A species that is plentiful and eager to strike flies has to be included in a fly angler’s list of favorites. Case in point, the spotted seatrout, better known as speckled trout throughout the Gulf Coast, is neither the largest fish nor the hardest of fighters, but it often saves the day when more glamorous game manages to evade us. And a day targeting trout specifically is both fun and exciting.
With winter upon us, falling water temperatures perk up the trout. In both Louisiana and Texas, shrimp runs turn on the trout bite in a big way. Along the Atlantic seaboard, baitfish migrations send a plethora of prey — such as mullet and scaled sardines — into coastal bays, and hungry trout wait in ambush around oysters bars, dock pilings and grass flats.

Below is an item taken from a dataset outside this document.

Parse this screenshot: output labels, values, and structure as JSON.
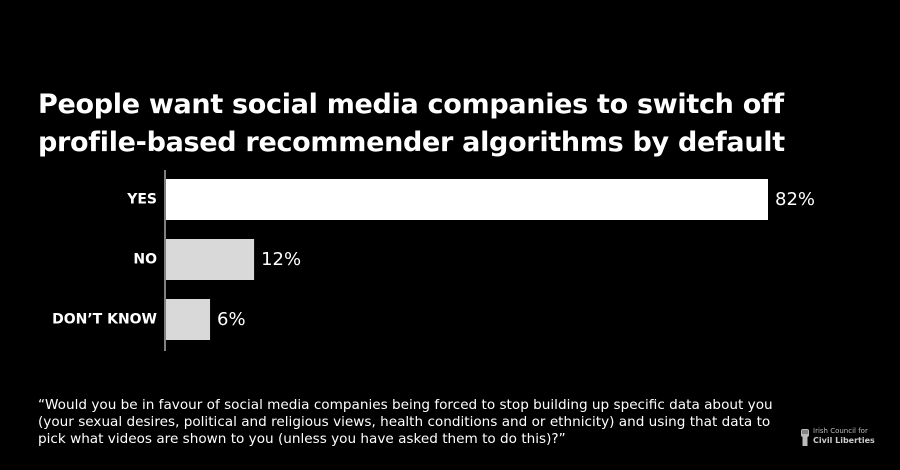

You choose the scenario: flinging a Clouser Minnow into a channel to bang on schoolies, casting a popper or deer-hair bug at dawn over grass for topwater thrills with trout of all sizes, or wading quietly in shin-deep water for the big “gators.” Chances are trout will come out to play.
TACKLE AND LINES
While 5- to 7-weight rods help make the most of fights with trout, remember it’s the bulk and the weight of the flies that best dictate the proper rod and line size. If you are lobbing heavy or air-resistant flies, don’t struggle with light rods. An 8-weight effectively handles most streamers and poppers.
Carrying a pair of rigged outfits, one with a floating line and another with an intermediate sinking line, lets you cover enough of the water column. I’ve had great success casting topwater and subsurface flies with clear floating lines, such as Cortland’s PE+ Liquid Crystal. They’re excellent for prospecting in clear water or bright, sunny days. But on days when the trout go deep, you’ll fare better with a line that sinks at 3 to 5 inches per second.

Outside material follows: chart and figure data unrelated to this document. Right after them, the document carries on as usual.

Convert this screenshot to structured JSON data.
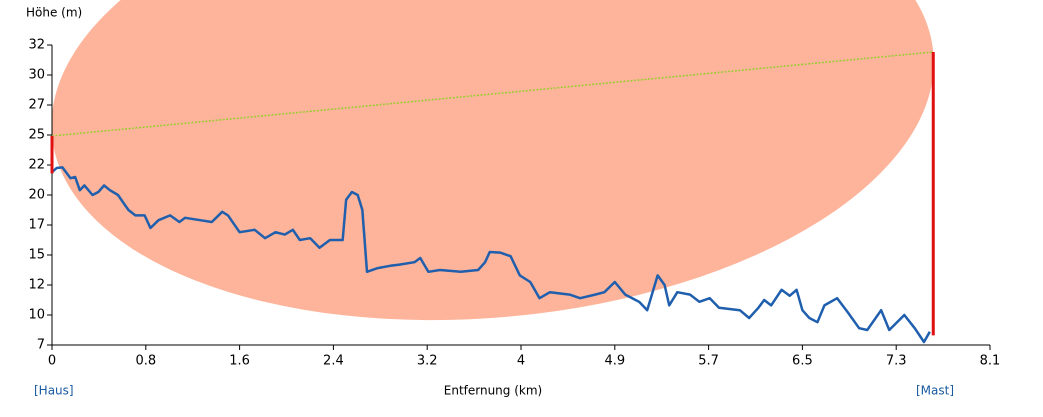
{
  "chart_data": {
    "type": "elevation-profile",
    "y_label": "Höhe (m)",
    "x_label": "Entfernung (km)",
    "start_label": "[Haus]",
    "end_label": "[Mast]",
    "xlim": [
      0,
      8.1
    ],
    "ylim": [
      7,
      32
    ],
    "xticks": [
      0,
      {
        "value": 0.81,
        "label": "0.8"
      },
      {
        "value": 1.62,
        "label": "1.6"
      },
      {
        "value": 2.43,
        "label": "2.4"
      },
      {
        "value": 3.24,
        "label": "3.2"
      },
      {
        "value": 4.05,
        "label": "4"
      },
      {
        "value": 4.86,
        "label": "4.9"
      },
      {
        "value": 5.67,
        "label": "5.7"
      },
      {
        "value": 6.48,
        "label": "6.5"
      },
      {
        "value": 7.29,
        "label": "7.3"
      },
      8.1
    ],
    "yticks": [
      7,
      {
        "value": 9.5,
        "label": "10"
      },
      12,
      {
        "value": 14.5,
        "label": "15"
      },
      17,
      {
        "value": 19.5,
        "label": "20"
      },
      22,
      {
        "value": 24.5,
        "label": "25"
      },
      27,
      {
        "value": 29.5,
        "label": "30"
      },
      32
    ],
    "terrain": {
      "color": "#1f5fad",
      "x": [
        0,
        0.04,
        0.09,
        0.16,
        0.2,
        0.24,
        0.28,
        0.35,
        0.4,
        0.45,
        0.5,
        0.57,
        0.66,
        0.72,
        0.8,
        0.85,
        0.92,
        1.02,
        1.1,
        1.15,
        1.28,
        1.38,
        1.47,
        1.52,
        1.62,
        1.75,
        1.84,
        1.93,
        2.01,
        2.08,
        2.14,
        2.23,
        2.31,
        2.4,
        2.51,
        2.54,
        2.59,
        2.64,
        2.68,
        2.72,
        2.81,
        2.92,
        3.0,
        3.13,
        3.18,
        3.25,
        3.35,
        3.53,
        3.68,
        3.74,
        3.78,
        3.87,
        3.96,
        4.04,
        4.13,
        4.21,
        4.3,
        4.47,
        4.56,
        4.69,
        4.77,
        4.86,
        4.95,
        5.07,
        5.14,
        5.23,
        5.29,
        5.33,
        5.4,
        5.51,
        5.59,
        5.68,
        5.76,
        5.94,
        6.02,
        6.1,
        6.15,
        6.21,
        6.3,
        6.37,
        6.43,
        6.48,
        6.54,
        6.61,
        6.67,
        6.78,
        6.87,
        6.97,
        7.04,
        7.16,
        7.23,
        7.36,
        7.45,
        7.53,
        7.58
      ],
      "values": [
        21.4,
        21.75,
        21.8,
        20.9,
        21,
        19.9,
        20.3,
        19.5,
        19.75,
        20.3,
        19.9,
        19.5,
        18.25,
        17.8,
        17.8,
        16.75,
        17.4,
        17.8,
        17.25,
        17.6,
        17.4,
        17.25,
        18.1,
        17.8,
        16.4,
        16.6,
        15.9,
        16.4,
        16.2,
        16.6,
        15.75,
        15.9,
        15.1,
        15.75,
        15.75,
        19.1,
        19.75,
        19.5,
        18.25,
        13.1,
        13.4,
        13.6,
        13.7,
        13.9,
        14.25,
        13.1,
        13.25,
        13.1,
        13.25,
        13.9,
        14.75,
        14.7,
        14.4,
        12.8,
        12.25,
        10.9,
        11.4,
        11.2,
        10.9,
        11.2,
        11.4,
        12.25,
        11.2,
        10.6,
        9.9,
        12.8,
        12,
        10.3,
        11.4,
        11.2,
        10.6,
        10.9,
        10.1,
        9.9,
        9.25,
        10.1,
        10.75,
        10.3,
        11.6,
        11.1,
        11.6,
        9.9,
        9.25,
        8.9,
        10.3,
        10.9,
        9.75,
        8.4,
        8.25,
        9.9,
        8.25,
        9.5,
        8.4,
        7.25,
        8.1
      ]
    },
    "masts": [
      {
        "x": 0,
        "bottom": 21.3,
        "top": 24.42
      },
      {
        "x": 7.61,
        "bottom": 7.8,
        "top": 31.42
      }
    ],
    "mast_color": "#e01010",
    "line_of_sight_color": "#9acd32",
    "fresnel_zone": {
      "radius": 18.6,
      "color": "#fdb49a"
    }
  }
}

Small seatrout mostly target shrimp, but they increasingly feed on finfish as they grow. So a good trout fly selection includes patterns that mimic both. Hook sizes run from No. 6 or No. 4 for flies that imitate tiny prey to 2/0 or 3/0 for big mullet patterns to tempt those big gator trout. A 10- to 12-pound fluorocarbon tippet on the end of a 7- to 10-foot tapered leader should suffice. But for sinking fly lines and flies, you can go as short as 4 to 5 feet.